Kunstrundgang: Harald Fricke schaut sich in den Galerien von Berlin um
Liegt es am Ärger über die Verpenntheit von Berlins Kulturpolitik? Oder am Größenwahn der Galerien? Denn während eine Kunsthalle fehlt, wachsen die privatwirtschaftlichen Ausstellungsräume gewaltig. Auch das neue Domizil von Giti Nourbakhsch an der Kurfürstenstraße hat erstaunliche Dimensionen mit gleich zwei Stockwerken.
Die alte Fabrik eignet sich hervorragend für die Gruppenausstellung „Earth?“. Filme und Zeichnungen, schön von Etage zu Etage getrennt. Nina Könnemann lässt in „Early Morning Lessons“ die Kamera aus nächster Nähe über einen geflochtenen Bastkorb gleiten, als wäre das Muster ein geometrisch konstruiertes Labyrinth. Nebenan setzt Daria Martin mit „Soft Materials“ eine atemberaubende Choreografie in Bewegung, bei der ein Tänzer und eine Tänzerin gemeinsam mit Gadgets aus der Robotik agieren.

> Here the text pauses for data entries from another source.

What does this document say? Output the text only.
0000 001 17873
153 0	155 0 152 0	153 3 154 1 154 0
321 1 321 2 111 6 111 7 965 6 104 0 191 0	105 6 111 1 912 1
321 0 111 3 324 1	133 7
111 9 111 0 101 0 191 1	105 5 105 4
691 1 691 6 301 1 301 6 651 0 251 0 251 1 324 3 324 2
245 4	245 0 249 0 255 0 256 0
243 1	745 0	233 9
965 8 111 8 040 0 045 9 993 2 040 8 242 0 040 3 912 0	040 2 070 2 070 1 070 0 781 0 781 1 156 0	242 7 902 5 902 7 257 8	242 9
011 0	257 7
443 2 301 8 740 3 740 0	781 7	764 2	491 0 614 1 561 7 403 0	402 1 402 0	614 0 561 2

Solchermaßen auf die Poesie von Körpersprachen eingestimmt, bestechen die getuschten Figuren von Peter Böhnisch im oberen Stockwerk durch eine Zartheit, die an die zerbrechlichen Gespensterwesen des Wiener Expressionismus erinnert. Und Gunter Reskis genau kadrierte Szenen auf dem Bahnhof könnten aus einem Film stammen, in dem oft geschwiegen und viel geraucht wird.
Für das „Kommando Friedrich Hoelderlin Berlin“ ist selbst die mächtige Halle, die Max Hetzler in den Osram-Höfen gemietet hat, nicht groß genug. Deshalb werden dort wuchtigere Formate – etwa Georg Herolds Arrangement aus Boxhandschuhen oder Werner Büttners 2,40 x 5,70 Meter messendes Triptychon „Der verrostete Himmel“ – gezeigt, während eher filigrane Zeichnungen in der Hauptgalerie zu sehen sind. Zum Beispiel Albert Oehlens ebenso frühe wie wunderbare Politpopallegorien oder Erwin Kneihsls liebevolle Trinkerbärchenbilder.